Den ungarischen Meister der Apokalypse hat Susan Sontag ihn genannt, und ein anderer Meister des Untergangs, W. G. Sebald, verglich ihn mit Gogol und meinte, seine Vision würde die leichtgewichtigeren Ansprüche der zeitgenössischen Literatur bei weitem übertreffen. Und doch ist dieser Autor der Allgemeinheit praktisch unbekannt. Eine Kritikerin schrieb kaum überspitzt: László Krasznahorkai könnte vielleicht der bedeutendste Autor sein, von dem Sie noch nie gehört haben.

In deutschsprachigen Ländern kennt man ihn vor allem als den Autor von Satantango, einem kafkaesken Bericht aus der ungarischen Provinz, der die Verlorenheit und Verdorbenheit spätkommunistischer Zustände allgemeingültig abtanzt. Politisch lesbar war auch der satirisch-melancholische Parforceritt Melancholie des Widerstands (1989), ein weiteres Lehrbeispiel einer Ecriture, die erforscht, was passiert, wenn man mit größtmöglicher Genauigkeit beschreibt. Wie unter einem Elektronenmikroskop zerbricht die kompakte, scheinbar von Vernunft getragene Wirklichkeit und enthüllt ihren Wahnsinn. Geschrieben in den letzten Jahren des alten Systems, liest sich der Roman wie eine Beschreibung heutiger Zustände in Ungarn - und darüber hinaus.
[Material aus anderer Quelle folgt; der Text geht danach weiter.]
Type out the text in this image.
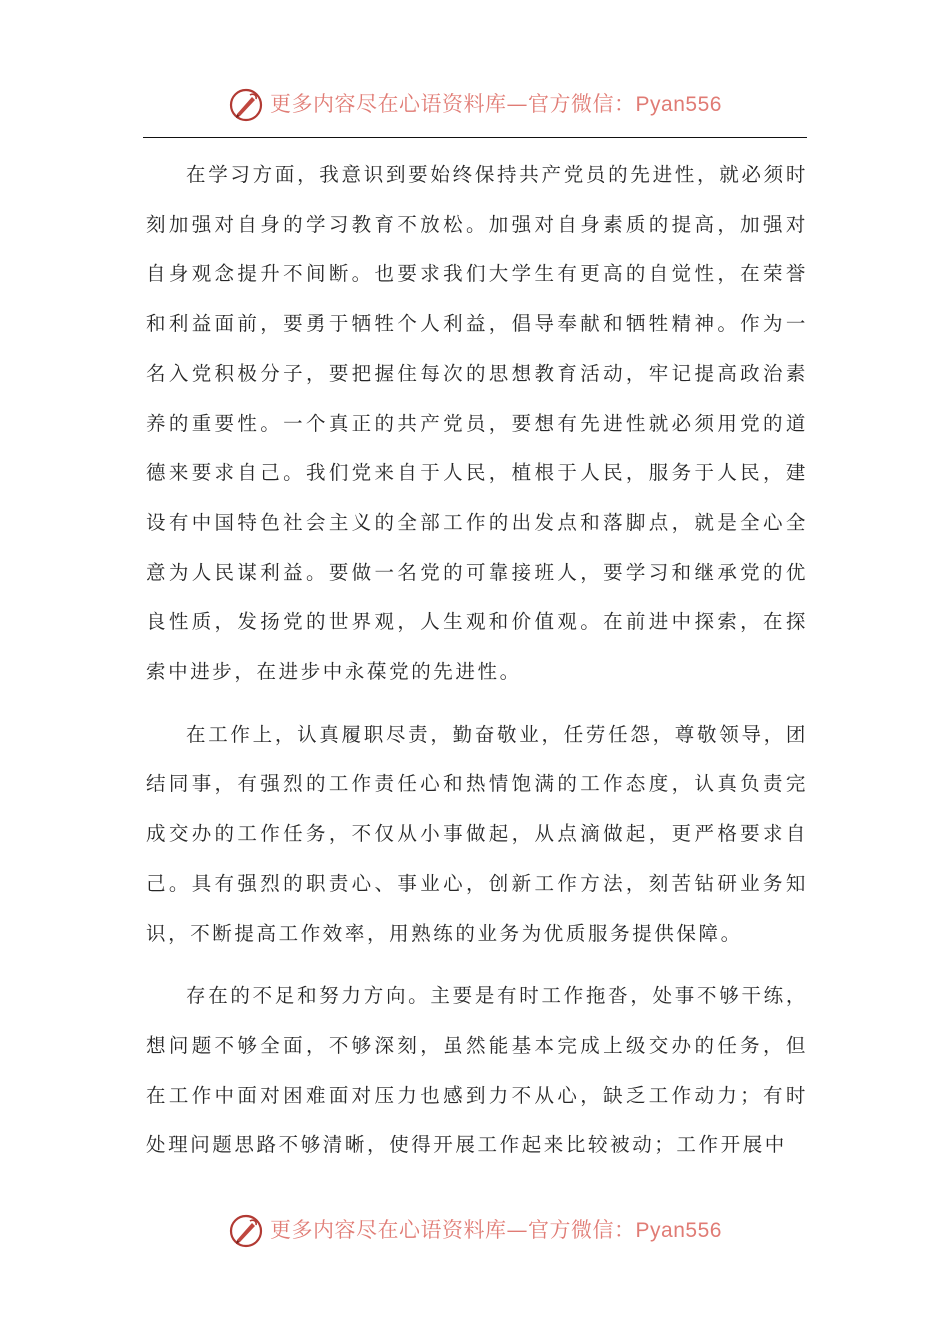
更多内容尽在心语资料库—官方微信：Pyan556

在学习方面，我意识到要始终保持共产党员的先进性，就必须时刻加强对自身的学习教育不放松。加强对自身素质的提高，加强对自身观念提升不间断。也要求我们大学生有更高的自觉性，在荣誉和利益面前，要勇于牺牲个人利益，倡导奉献和牺牲精神。作为一名入党积极分子，要把握住每次的思想教育活动，牢记提高政治素养的重要性。一个真正的共产党员，要想有先进性就必须用党的道德来要求自己。我们党来自于人民，植根于人民，服务于人民，建设有中国特色社会主义的全部工作的出发点和落脚点，就是全心全意为人民谋利益。要做一名党的可靠接班人，要学习和继承党的优良性质，发扬党的世界观，人生观和价值观。在前进中探索，在探索中进步，在进步中永葆党的先进性。

在工作上，认真履职尽责，勤奋敬业，任劳任怨，尊敬领导，团结同事，有强烈的工作责任心和热情饱满的工作态度，认真负责完成交办的工作任务，不仅从小事做起，从点滴做起，更严格要求自己。具有强烈的职责心、事业心，创新工作方法，刻苦钻研业务知识，不断提高工作效率，用熟练的业务为优质服务提供保障。

存在的不足和努力方向。主要是有时工作拖沓，处事不够干练，想问题不够全面，不够深刻，虽然能基本完成上级交办的任务，但在工作中面对困难面对压力也感到力不从心，缺乏工作动力；有时处理问题思路不够清晰，使得开展工作起来比较被动；工作开展中

更多内容尽在心语资料库—官方微信：Pyan556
In den 90er-Jahren begann Krasznahorkai zu reisen - nach New York oder Berlin, wo er besser als sonst wo fremd sein kann und noch heute wie einige andere ungarische Künstler immer wieder lebt. 1999 erschien sein wohl erfolgreichstes Buch Krieg und Krieg, die Geschichte eines Manuskripts und seines Bewahrers, eines Bibliothekars aus der ungarischen Provinz, der es auf einer abenteuerlichen Reise nach New York schmuggelt, um es dort ins Internet einzuschleusen, das ihm als die planetarische Bibliothek der Zukunft erscheint.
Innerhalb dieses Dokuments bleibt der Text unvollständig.